Trieste is an Italian city bordering Croatia and Slovenia, on a finger of land on the northern shores of the Adriatic Sea. Once, it rivaled Hong Kong as a great commercial port, a crucial outpost of the Hapsburg Empire where Italians, Slavs, and Austrians met to do business. Trieste’s cosmopolitan character kept it from being dominated by any one religion. The city is pleasant visually, but was too commercial ever to become a center for art or architecture. Morris argues, in essence, that Trieste is a good place but not a great one: the food is excellent but not ethnically distinct, and the people themselves are gravely courteous, but undistinguished. Trieste is almost nationless, thus its appeal to exiles like Morris, who has traveled the world in search of an identity. It is always necessary to say of Morris that she used to be, before her sex change in 1972, the distinguished British author, James Morris, father of four.
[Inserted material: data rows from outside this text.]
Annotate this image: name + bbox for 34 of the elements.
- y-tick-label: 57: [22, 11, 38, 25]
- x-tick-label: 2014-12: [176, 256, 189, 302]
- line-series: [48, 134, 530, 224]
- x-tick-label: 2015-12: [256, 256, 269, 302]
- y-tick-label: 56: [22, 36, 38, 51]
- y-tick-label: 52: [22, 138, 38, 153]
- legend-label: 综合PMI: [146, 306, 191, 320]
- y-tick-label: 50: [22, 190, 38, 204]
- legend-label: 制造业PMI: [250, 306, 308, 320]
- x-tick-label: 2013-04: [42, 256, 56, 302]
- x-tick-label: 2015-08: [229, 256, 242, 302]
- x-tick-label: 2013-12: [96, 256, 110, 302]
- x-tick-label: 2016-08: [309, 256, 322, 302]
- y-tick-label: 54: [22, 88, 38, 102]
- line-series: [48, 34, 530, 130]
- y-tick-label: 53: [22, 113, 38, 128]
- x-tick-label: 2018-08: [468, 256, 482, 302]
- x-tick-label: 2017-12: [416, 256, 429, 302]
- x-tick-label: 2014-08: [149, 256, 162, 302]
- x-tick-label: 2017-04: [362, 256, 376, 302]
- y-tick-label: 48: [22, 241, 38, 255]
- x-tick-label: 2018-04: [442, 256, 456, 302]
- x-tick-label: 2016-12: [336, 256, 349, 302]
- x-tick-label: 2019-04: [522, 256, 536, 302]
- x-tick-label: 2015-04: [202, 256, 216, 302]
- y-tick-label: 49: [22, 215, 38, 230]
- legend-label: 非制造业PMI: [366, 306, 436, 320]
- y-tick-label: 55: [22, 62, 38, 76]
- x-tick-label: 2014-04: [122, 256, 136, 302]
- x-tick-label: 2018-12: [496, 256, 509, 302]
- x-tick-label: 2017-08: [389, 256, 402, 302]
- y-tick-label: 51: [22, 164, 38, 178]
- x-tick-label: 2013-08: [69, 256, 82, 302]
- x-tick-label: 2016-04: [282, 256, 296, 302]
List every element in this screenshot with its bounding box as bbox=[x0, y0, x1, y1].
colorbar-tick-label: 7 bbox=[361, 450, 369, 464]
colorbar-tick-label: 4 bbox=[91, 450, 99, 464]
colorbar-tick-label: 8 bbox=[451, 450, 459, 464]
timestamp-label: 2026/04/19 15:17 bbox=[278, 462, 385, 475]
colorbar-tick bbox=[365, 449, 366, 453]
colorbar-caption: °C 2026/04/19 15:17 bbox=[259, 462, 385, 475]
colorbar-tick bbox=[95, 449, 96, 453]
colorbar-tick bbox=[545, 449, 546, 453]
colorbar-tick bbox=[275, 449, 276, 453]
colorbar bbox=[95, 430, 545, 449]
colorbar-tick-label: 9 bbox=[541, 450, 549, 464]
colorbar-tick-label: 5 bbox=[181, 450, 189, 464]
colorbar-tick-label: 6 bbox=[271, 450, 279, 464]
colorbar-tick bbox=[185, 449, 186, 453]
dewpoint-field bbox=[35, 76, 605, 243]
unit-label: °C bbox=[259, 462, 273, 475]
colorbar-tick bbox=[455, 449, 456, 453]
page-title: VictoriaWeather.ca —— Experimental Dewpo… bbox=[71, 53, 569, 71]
He did not cease to be a father when he became a woman, but with all the noise about sexual identity in the late 20th century it is gratifying to hear a mature, no longer embattled voice coming to terms. Life has been good to Morris, but inescapably melancholy, like the city she identifies with. Trieste is dreamlike, Kafkaesque, and maybe it is nowhere. Even so, Morris does not slight its history: the aforementioned Hapsburgs; conquering armies, whether British or German; and most remarkably, the sojourn of Trieste’s quintessential exile, James Joyce. Joyce produced most of his work in Trieste, and Morris delights in tracing his impoverished, not altogether admirable, history.
A disciplined, unsentimental last testament from an old pro, full of distilled adventures and the reflective richness that distinguishes the melancholy from the merely sad.